TK: You’re now three weeks into the process of creating a piece for these young dancers, who are straight out of school and have a very strong classical focus. And at this point in the creative process, it is really about getting them to be present as human beings. What is it about the Junior Company here that interests you?

LT: First of all, they are so young! It means they don’t come with a long history or an established creative process. They are making their first steps in building their identities as dancers. Now, at the end of the third week, I’ve seen a few of them really opening up. Yesterday we had a rehearsal and there were a couple of moments when I was actually in shock – in the first two days I couldn’t have imagined that we would get here. I think the tools we are developing together will bring them more curiosity and more richness in their movement.

TK: Can you already see where the piece is going?

LT: Yes. But… you know, the creative process is horrifying for me. It’s almost a nightmare. Sometimes you enter the studio and you don’t know what to do. You don’t even know how to speak.

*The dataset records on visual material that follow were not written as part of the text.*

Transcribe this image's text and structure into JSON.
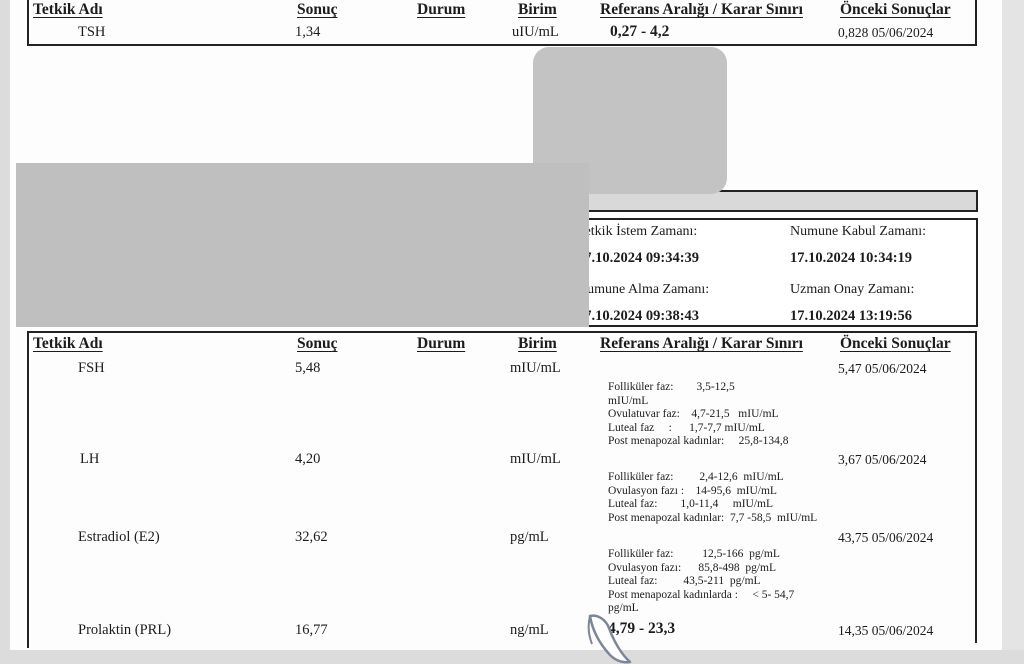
{
  "document": {
    "columns": {
      "name": "Tetkik Adı",
      "result": "Sonuç",
      "status": "Durum",
      "unit": "Birim",
      "reference": "Referans Aralığı / Karar Sınırı",
      "previous": "Önceki Sonuçlar"
    },
    "top_table": {
      "row": {
        "name": "TSH",
        "result": "1,34",
        "unit": "uIU/mL",
        "reference": "0,27 - 4,2",
        "previous": "0,828 05/06/2024"
      }
    },
    "timestamps": {
      "request_label": "Tetkik İstem Zamanı:",
      "request_value": "17.10.2024 09:34:39",
      "accept_label": "Numune Kabul Zamanı:",
      "accept_value": "17.10.2024 10:34:19",
      "sample_label": "Numune Alma Zamanı:",
      "sample_value": "17.10.2024 09:38:43",
      "approve_label": "Uzman Onay Zamanı:",
      "approve_value": "17.10.2024 13:19:56"
    },
    "main_table": {
      "rows": [
        {
          "name": "FSH",
          "result": "5,48",
          "unit": "mIU/mL",
          "previous": "5,47 05/06/2024",
          "reference_lines": [
            "Folliküler faz:        3,5-12,5",
            "mIU/mL",
            "Ovulatuvar faz:    4,7-21,5   mIU/mL",
            "Luteal faz     :      1,7-7,7 mIU/mL",
            "Post menapozal kadınlar:     25,8-134,8"
          ]
        },
        {
          "name": "LH",
          "result": "4,20",
          "unit": "mIU/mL",
          "previous": "3,67 05/06/2024",
          "reference_lines": [
            "Folliküler faz:         2,4-12,6  mIU/mL",
            "Ovulasyon fazı :    14-95,6  mIU/mL",
            "Luteal faz:        1,0-11,4     mIU/mL",
            "Post menapozal kadınlar:  7,7 -58,5  mIU/mL"
          ]
        },
        {
          "name": "Estradiol (E2)",
          "result": "32,62",
          "unit": "pg/mL",
          "previous": "43,75 05/06/2024",
          "reference_lines": [
            "Folliküler faz:          12,5-166  pg/mL",
            "Ovulasyon fazı:      85,8-498  pg/mL",
            "Luteal faz:         43,5-211  pg/mL",
            "Post menapozal kadınlarda :     < 5- 54,7",
            "pg/mL"
          ]
        },
        {
          "name": "Prolaktin (PRL)",
          "result": "16,77",
          "unit": "ng/mL",
          "previous": "14,35 05/06/2024",
          "reference_bold": "4,79 - 23,3"
        }
      ]
    },
    "colors": {
      "redaction_gray": "#bfbfbf",
      "bar_gray": "#d9d9d9",
      "border": "#222222"
    }
  }
}
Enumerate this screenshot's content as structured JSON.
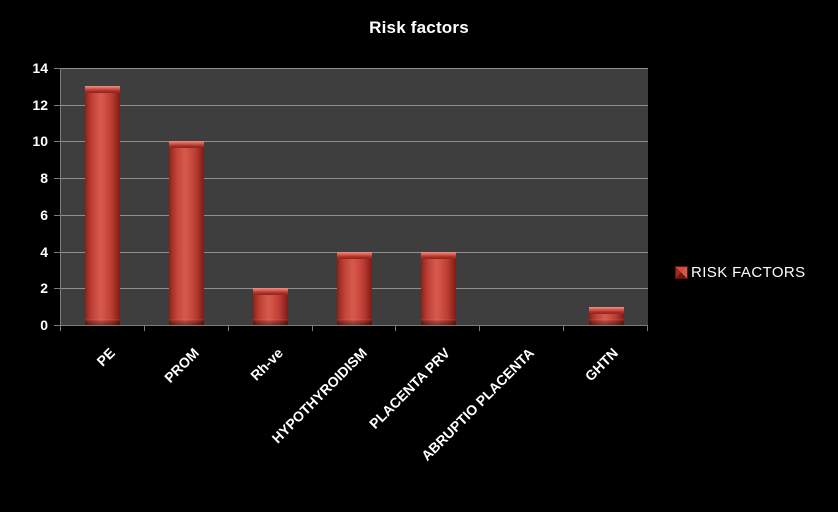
{
  "title": "Risk factors",
  "legend": {
    "label": "RISK FACTORS",
    "marker_color": "#c0392b"
  },
  "colors": {
    "background": "#000000",
    "plot_background": "#3e3e3e",
    "gridline": "#8f8f8f",
    "axis": "#7d7d7d",
    "bar": "#c0392b",
    "text": "#ffffff"
  },
  "chart_data": {
    "type": "bar",
    "title": "Risk factors",
    "categories": [
      "PE",
      "PROM",
      "Rh-ve",
      "HYPOTHYROIDISM",
      "PLACENTA PRV",
      "ABRUPTIO PLACENTA",
      "GHTN"
    ],
    "series": [
      {
        "name": "RISK FACTORS",
        "values": [
          13,
          10,
          2,
          4,
          4,
          0,
          1
        ]
      }
    ],
    "xlabel": "",
    "ylabel": "",
    "ylim": [
      0,
      14
    ],
    "yticks": [
      0,
      2,
      4,
      6,
      8,
      10,
      12,
      14
    ],
    "grid": true,
    "legend_position": "right"
  }
}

And then, suddenly, something appears in your mind… and you try it and you fall in love with it, but two days later you see it’s no good and you say, “Ok, let’s cut it.” For me, being in a creative process is like being in love, but at the same time being in the presence of the devil, who tells you, “It’s not good enough.” It can be really frightening.

TK: Can you tell me about your process of working with Itamar on the new music for the piece?

LT: Yes. Itamar Gross is the musician for this piece. I felt that I needed a soundtrack that combines aspects of folk with the tension of the contemporary dance field. I had previously worked with Itamar on some folk dance pieces, many years ago, so I asked him to make the music for this piece. It is not ready yet; it’s still in progress, but what is interesting about it is that some of the ‘folk layers’ in it received an added twist in the studio. Something suddenly appeared when I heard the music – a ‘folk flavour’, but with so many contemporary resonances.

Working with Itamar is interesting because there is give-and-take: He watches videos from our rehearsals, then sends me a new version of the music, then we talk about it, change it, try it differently. For me as a choreographer, working with original music is an opportunity to bring the movement and the atmosphere of the music together and to make it perfect – because the music is made to serve the dance!